Et je ne vois nulle nostalgie de la phusis chez bien des Modernes... Chez Heidegger oui, mais chez Descartes, Spinoza, Leibnitz, Kant ?... La redécouverte des Grecs commence véritablement avec la philologie allemande du 19e (Winckelmann, Jaeger etc
) ainsi que Hölderlin, Hegel. A l'idée que les Grecs sont des modèles à suivre (conception des Classiques, qui imitent leur éloquence, leur style, leurs figures, leur rhétorique) succède l'idée que les Grecs constituent un idéal perdu, un temps originaire, un âge d'or disparu.
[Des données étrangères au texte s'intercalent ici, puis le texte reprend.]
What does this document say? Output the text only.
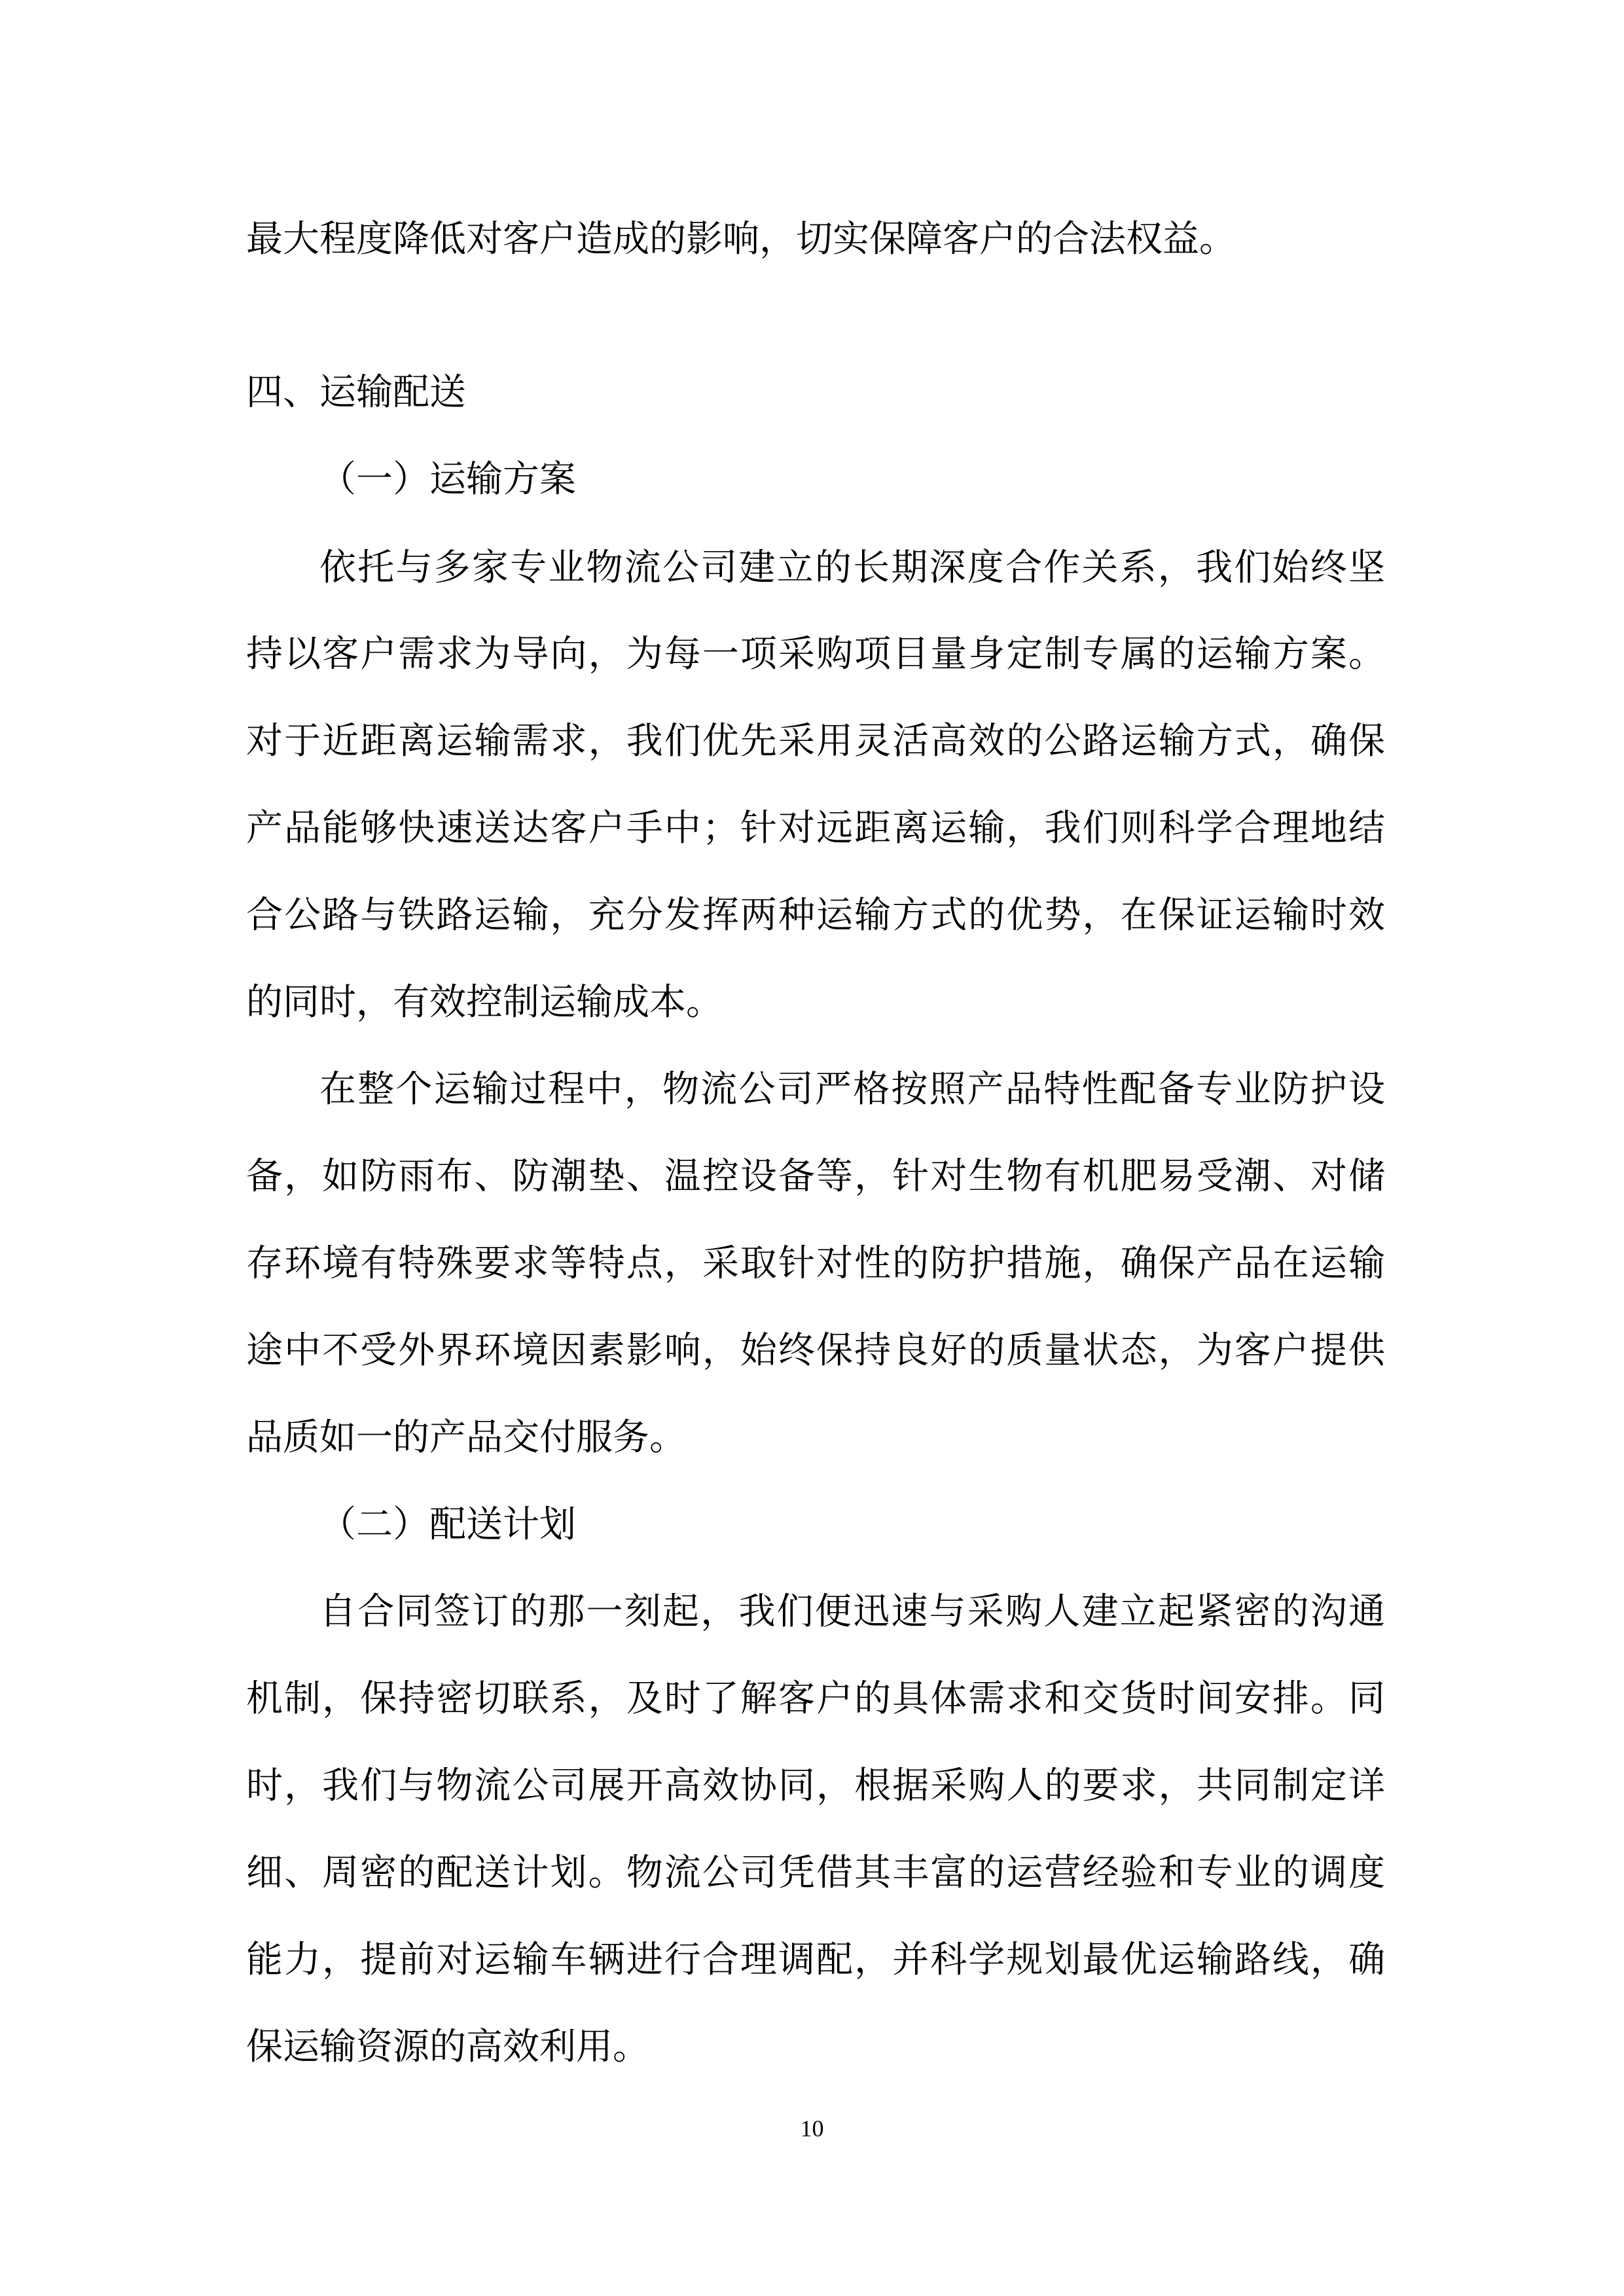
最大程度降低对客户造成的影响，切实保障客户的合法权益。
四、运输配送
（一）运输方案
依托与多家专业物流公司建立的长期深度合作关系，我们始终坚
持以客户需求为导向，为每一项采购项目量身定制专属的运输方案。
对于近距离运输需求，我们优先采用灵活高效的公路运输方式，确保
产品能够快速送达客户手中；针对远距离运输，我们则科学合理地结
合公路与铁路运输，充分发挥两种运输方式的优势，在保证运输时效
的同时，有效控制运输成本。
在整个运输过程中，物流公司严格按照产品特性配备专业防护设
备，如防雨布、防潮垫、温控设备等，针对生物有机肥易受潮、对储
存环境有特殊要求等特点，采取针对性的防护措施，确保产品在运输
途中不受外界环境因素影响，始终保持良好的质量状态，为客户提供
品质如一的产品交付服务。
（二）配送计划
自合同签订的那一刻起，我们便迅速与采购人建立起紧密的沟通
机制，保持密切联系，及时了解客户的具体需求和交货时间安排。同
时，我们与物流公司展开高效协同，根据采购人的要求，共同制定详
细、周密的配送计划。物流公司凭借其丰富的运营经验和专业的调度
能力，提前对运输车辆进行合理调配，并科学规划最优运输路线，确
保运输资源的高效利用。
10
Heidegger renverse les choses en disant, dans Hegel et les Grecs, que les Grecs ne sont pas derrière nous, mais devant nous, à l'horizon de notre modernité. Cependant, qu'a t-on gagné à ce changement ? Demeure toujours l'idée du manque, de la perte à combler... La philosophie de Lucrèce était au contraire une tentative de vivre dans un monde éphémère, hasardeux, changeant, sans souci d'un manque à être ou d'une perte.
Je m'excuse de ne pas produire à chaque message un exposé circonstancié de tous les livres, auteurs et courants de pensée évoqués, mais un forum est un lieu de discussion, pas le lieu de tenir des cours magistraux.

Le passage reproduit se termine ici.